Aleviten haben eine Mischreligion aus Islam, Christentum, Hinduismus, Neoplatonismus, Manichäismus und Schamanismus. Manche Alevitengruppen bestehen darauf, sich als Muslime zu bezeichnen, andere sehen im Alevismus bereits eine eigene Religion. In der Türkei versucht das sunnitische Religionspräsidium, diese Gruppe zu sunnitisieren und sie von ihrem eigenen Weg abzubringen. Dazu werden sunnitische Imame als Islamlehrer in den Moscheen der alevitischen Dörfer und Wohngebiete angestellt. Ungefähr 15-30 % der Türken sind alevitische Muslime. Die ungenaue Zahl ergibt sich aus dem Versuch der Türkei, die wirkliche Anzahl der Aleviten in der Türkei zu verschleiern.

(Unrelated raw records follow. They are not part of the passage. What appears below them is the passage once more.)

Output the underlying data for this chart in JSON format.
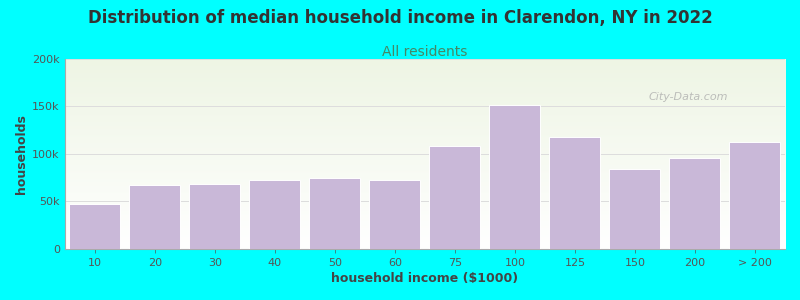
{
  "title": "Distribution of median household income in Clarendon, NY in 2022",
  "subtitle": "All residents",
  "xlabel": "household income ($1000)",
  "ylabel": "households",
  "background_color": "#00FFFF",
  "plot_bg_top": "#eef5e4",
  "plot_bg_bottom": "#ffffff",
  "bar_color": "#c9b8d8",
  "bar_edge_color": "#ffffff",
  "watermark": "City-Data.com",
  "xtick_labels": [
    "10",
    "20",
    "30",
    "40",
    "50",
    "60",
    "75",
    "100",
    "125",
    "150",
    "200",
    "> 200"
  ],
  "values": [
    47000,
    67000,
    68000,
    73000,
    75000,
    73000,
    108000,
    152000,
    118000,
    84000,
    96000,
    113000
  ],
  "ylim": [
    0,
    200000
  ],
  "yticks": [
    0,
    50000,
    100000,
    150000,
    200000
  ],
  "ytick_labels": [
    "0",
    "50k",
    "100k",
    "150k",
    "200k"
  ],
  "title_fontsize": 12,
  "subtitle_fontsize": 10,
  "axis_label_fontsize": 9,
  "tick_fontsize": 8,
  "title_color": "#333333",
  "subtitle_color": "#448866",
  "axis_label_color": "#444444",
  "tick_color": "#555555",
  "grid_color": "#dddddd",
  "watermark_color": "#aaaaaa"
}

Aleviten sind die „liberalen“ Muslime. Seit Generationen mussten sie unter Repressalien leiden und verabscheuen Gewalt und Unterdrü-ckung auch Andersgläubiger. Aleviten brauchen keine Moschee, kein fünfmal tägliches Gebet und fasten nicht im Ramadan. Sie treffen sich manchmal in ihren eigenen Versammlungshäusern und versuchen, durch mündliche Tradition, Gedichte und mystische Tänze ihren Glauben zu bewahren und weiter zu entwicklen. Seit dem 13. Jahrhundert hat sich der Alevismus ganz unterschiedlich ausgeprägt. So enstand bei manchen Alevitengruppen die Lehre, dass Allah eins ist mit Mohammed und Ali, eine Art Trinität. Dabei ist das alevitische Gottesverständnis sehr flexibel. So lehren manche, dass alle Menschen bereits ein Teil von Gott sind, ja Gott selbst seien, ein anderer Teil spricht von der unpersönlichen Kraft, die Gott ausmachen soll. Auch hinduistische Elemente wie die Wiedergeburt können Glaubensinhalt sein, z.B. als Käfer, wenn ein Mensch sich falsch verhalten hat und degradiert wird. Alle Nationen der Menschheit werden als gleichwertig angesehen und deshalb geht es laut Alevismus darum, mit jedem Menschen friedlich und harmonisch zusammenzuleben. Im Gegensatz zu sunnitischen Muslimen fürchten Aleviten Gott nicht, sondern wollen ihn und die Menschen lieben.

 

Zur Zeit ist zu beobachten, dass alevitische Denker in Deutschland versuchen, einen Minimal-Alevismus als Lehre schriftlich zu fixieren, um diesen auch im alevitischen Religionsunterricht, der z. B. bereits in Berlin und Baden-Württemberg mancherorts vorhanden ist, alevitischen Kindern nahe zu bringen. Dabei erweist sich der Alevismus als flexibler Islam, der sich völlig an die demokratisch-freiheitliche westliche Kultur mit ihrem Toleranzverständnis anpassen kann. Ja, in manchen Veröffentlichungen und Vorträgen gibt er sich sogar als der Heilsbringer, der die Versöhnung des Westens mit dem Islam fordert. Der Alevismus betont die Glaubensfreiheit des Einzelnen. Diese Freiheit findet aber oftmals ein jähes Ende, wenn Aleviten merken, dass Christen sie trotz ihrem Bekenntnis zur Glaubensfreiheit zum rettenden Glauben an den einzigen Erlöser Jesus Christus einladen. Dieser Absolutheitsanspruch der Christen widerspricht ihrem allumfassenden Toleranzdenken, das im Zentrum des alevitischen Glaubens alles bestimmt. Obwohl der Alevismus selbst bisher keine aktive Missionsarbeit betreibt, will er doch allen Menschen die beste aller Religionen anbieten. Mischehen mit Christen werden aber im allgemeinen geduldet. Es bleibt abzuwarten, wie er sich weiterentwickeln wird.